Usually normochromic normocytic anemia, moderate thrombocytoma and hypergammaglobulinemia are detected. Especially characteristic is the increase in ESR, the degree of which depends on the inflammatory activity of the disease. However, in a third of patients, despite the clinical signs of inflammatory activity, ESR may remain within the normal range. Moderate proteinuria (up to 1 g / day) and microhematuria are noted in urine tests. An increase in the concentration of CRP is observed in 60-70% of cases. During ophthalmological examination, a decrease in visual acuity, often unilateral, and loss of visual fields are noted.

Instrumental research

One of the main instrumental methods of examination of patients with Takayasu syndrome is angiography. Its results are important both for confirming the diagnosis and for assessing the dynamics and prevalence of the inflammatory process. According to angiography, changes in the pulmonary artery occur in almost 60% of patients. Stenosis and/or occlusion of its lobar and subsegmental branches predominate, especially those supplying the upper lobe of the right lung. Pulmonary hypertension, dilation and aneurysms of the pulmonary trunk, as well as isolated changes clinically resembling pulmonary embolism, are rare. The results of angiography do not allow differentiating the presence or absence of an active inflammatory process in the wall of the pulmonary artery. For these purposes, it is preferable to use CT and MRI angiography. Ultrasound angio-Dopplerography is of greater importance for the examination.

The diagnosis of Takayasu syndrome can be made according to the classification criteria of the American College of Rheumatology and criteria proposed by other authors.

How to treat Takayasu syndrome?

Treatment of Takayasu's syndrome includes prednisolone (1 mg/kg body weight per day, no more than 60 mg/day), which allows 60% of patients to achieve remission and reduce the drug dose. In patients refractory to prednisolone, methotrexate, cyclophosphamide, and azathioprine are used. Methotrexate (17.5 mg/week) in combination with small doses of prednisolone allows 81% of patients to achieve remission, reduce the dose of glucocorticosteroids more quickly, and maintain longer remission. Monthly courses of pulse therapy with methylprednisolone and cyclophosphamide are used to relieve the inflammatory process. Due to long-term inflammation in the arterial wall, its duration should be at least 6-9 months.

To reduce proliferative changes in the arteries, acetylsalicylic acid (at a dose of 100 mg/day) and statins are indicated. The duration of maintenance therapy with glucocorticosteroids depends on the dynamics of the main clinical signs, acute phase indicators (ESR, CRP) and, as a rule, is at least 2-5 years.
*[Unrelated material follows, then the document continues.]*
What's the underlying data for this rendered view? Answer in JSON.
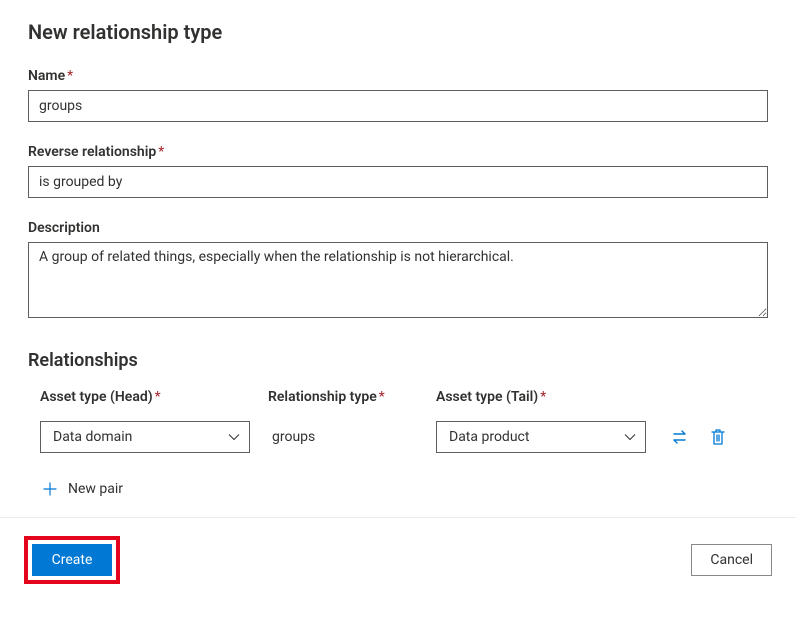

Surgical treatment of Takayasu syndrome

Surgical intervention on the aorta and main vessels is desirable to be performed in the first five years after diagnosis. Indications for its appointment are narrowing of the artery lumen by 70% or more in combination with ischemia. However, even in the presence of these conditions, the operation should be performed in the inactive stage of Takayasu syndrome.

Forecast

In Takayasu syndrome, the fifteen-year survival rate reaches 80-90%. The most common causes of death are stroke (60%) and myocardial infarction (about 25%), less often - rupture of an aortic aneurysm (5%). With coronary artery disease in the first two years from the onset of symptoms of cardiac pathology, mortality reaches 56%. Takayasu syndrome has an unfavorable prognosis in patients with complications such as retinopathy, arterial hypertension, aortic insufficiency and aortic aneurysm. In patients with two or more of these signs, the ten-year survival after diagnosis is 58.6%, with most deaths occurring in the first five years of the disease.